Source: Westpac, Mutual Limited


  • Bonds & Rates – a modest bull-flattening (very modest) on Friday, and one over the week also. Three-year yields dropped a couple of basis points to 2.385%, while ten-year yields dropped -7.5 bps to 2.835%. The 3s10s curve is down to +45 bps, about -15 bps flatter on the month, with the 3s doing the bulk of the work.  The main focus for the week, the early part at least, is tomorrow’s RBA Board meeting.  No rate hike expected, which is reflected in market pricing below.  Today, whether local markets sit’s pat ahead of the RBA tomorrow or follow offshore leads is a bit of a head-scratcher for me.  US treasuries surged (yields) on Friday, at the front end at least with 2-years +12 bps to 2.46%, and with 10-years up +4 bps to 2.38%, the curve is comfortably inverted.  The surge came on the back of strong jobs data, fuelling concerns the Fed will have to pump the monetary breaks harder.


  • Pumping the breaks can take one of two options, or likely both, namely hiking rates and reducing the Fed’s balance sheet.  In this regard, CBA commented…”the FOMC stopped expanding the balance sheet in March.  The next step is to shrink the balance sheet.  Shrinking the balance sheet is another way, in addition to increasing the Funds rate, to tighten monetary policy.  At his press conference after the FOMC’s policy meeting in mid-March, chair Powell said the meeting minutes would provide a detailed discussion on shrinking the balance sheet.  The minutes are released on Thursday (Australian time).  Most of the balance sheet compromises the System Open Market Account (SOMA).  The SOMA holds the assets bought as part of quantitative easing.  We expect the FOMC will shrink the balance sheet by around $US1¾tn between May 2022 and Q3 2023.  However, the FOMC will take conditions in the short-term money market to guide when they have reduced reserves sufficiently.


  • RBA Rate Hike Pricing…



Source: Bloomberg


  • Macro – AUSTRALIA FEB. HOME-LOAN VALUES FALL 3.7% MoM vs EST. 1.5%  Driven by owner occupiers, but follows a 2.6% rise to a record high last month.  AUSTRALIAN FEB. OWNER-OCCUPIED HOME LOAN VALUES FALL 4.7% MoM – first fall since Oct 21. AUSTRALIAN FEB. INVESTOR LOAN VALUES FALL 1.8% MoM ABS: “The value of new owner-occupier loan commitments was 1.0% lower than February 2021, but owner-occupier lending was 55% higher than February 2020.” (BAML).


  • “Non-farm payrolls data indicates growth in the US labour may be starting to slow. Non-farm payrolls increased 431K in March, following a strong upward revision to the February data to 750K. The unemployment rate fell slightly to 3.6% while average hourly earnings increased 0.4% m/m to bring annual growth to 5.6%. Hourly earnings for February were revised back to 0.1%, which along with the March figure, indicates the heat may be coming off the US labour market.” (ANZ)
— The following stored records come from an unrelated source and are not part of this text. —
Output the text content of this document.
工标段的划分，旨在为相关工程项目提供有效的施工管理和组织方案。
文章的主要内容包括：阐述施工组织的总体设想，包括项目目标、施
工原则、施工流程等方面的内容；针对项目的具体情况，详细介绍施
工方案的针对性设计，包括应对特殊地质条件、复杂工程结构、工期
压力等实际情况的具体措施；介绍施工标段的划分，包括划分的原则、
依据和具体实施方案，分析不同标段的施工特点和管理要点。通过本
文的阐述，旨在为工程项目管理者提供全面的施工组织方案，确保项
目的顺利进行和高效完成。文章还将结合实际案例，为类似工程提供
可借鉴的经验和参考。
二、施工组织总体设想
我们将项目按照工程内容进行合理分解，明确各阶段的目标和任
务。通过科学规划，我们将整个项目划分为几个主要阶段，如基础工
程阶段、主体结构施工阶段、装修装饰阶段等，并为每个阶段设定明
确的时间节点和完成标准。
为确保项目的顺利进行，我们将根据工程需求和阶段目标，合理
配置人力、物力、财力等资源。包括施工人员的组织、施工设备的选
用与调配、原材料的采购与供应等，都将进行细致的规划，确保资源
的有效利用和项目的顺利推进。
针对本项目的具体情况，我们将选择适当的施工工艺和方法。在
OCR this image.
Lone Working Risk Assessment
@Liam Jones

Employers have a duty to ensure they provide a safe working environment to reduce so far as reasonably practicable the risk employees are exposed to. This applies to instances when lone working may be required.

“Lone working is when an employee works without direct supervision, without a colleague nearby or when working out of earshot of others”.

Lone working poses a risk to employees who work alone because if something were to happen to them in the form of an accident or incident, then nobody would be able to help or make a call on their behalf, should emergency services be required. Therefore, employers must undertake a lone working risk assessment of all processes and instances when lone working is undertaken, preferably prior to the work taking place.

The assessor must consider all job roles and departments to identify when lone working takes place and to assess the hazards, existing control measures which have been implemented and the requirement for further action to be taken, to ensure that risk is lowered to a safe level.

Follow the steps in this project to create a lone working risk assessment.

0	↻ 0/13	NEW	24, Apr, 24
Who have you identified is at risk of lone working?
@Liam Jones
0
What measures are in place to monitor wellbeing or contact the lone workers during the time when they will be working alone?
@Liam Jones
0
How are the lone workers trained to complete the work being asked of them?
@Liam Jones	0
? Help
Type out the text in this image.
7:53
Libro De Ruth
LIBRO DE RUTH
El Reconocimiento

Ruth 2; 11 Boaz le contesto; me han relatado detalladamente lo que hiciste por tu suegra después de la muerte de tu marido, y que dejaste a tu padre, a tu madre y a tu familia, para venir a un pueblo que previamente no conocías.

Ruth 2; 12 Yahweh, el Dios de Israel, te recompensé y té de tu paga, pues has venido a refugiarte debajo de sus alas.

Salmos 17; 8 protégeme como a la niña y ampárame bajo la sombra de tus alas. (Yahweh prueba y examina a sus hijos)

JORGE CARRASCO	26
  • The week ahead….“key on the Australian calendar this week is the RBA Board meeting on Tuesday. The data calendar is light with trade balance and the monthly inflation gauge. While the RBA is not expected to change policy at this meeting, with the risks of another strong upside surprise to Q1 CPI (NAB is pencilling in Q1 trimmed mean print of 1.2% vs the RBS’s Feb forecast of 0.8%) and with gains in the unemployment rate continuing to come in earlier than the RBA’s forecasts, the focus will be on whether the RBA alters its language around ‘patience’ and the balance of risks around moving too early or too late.” (NAB)







Source: Bloomberg, Mutual Limited



Click here to find the full PDF from our Chief Investment Officer’s daily market update.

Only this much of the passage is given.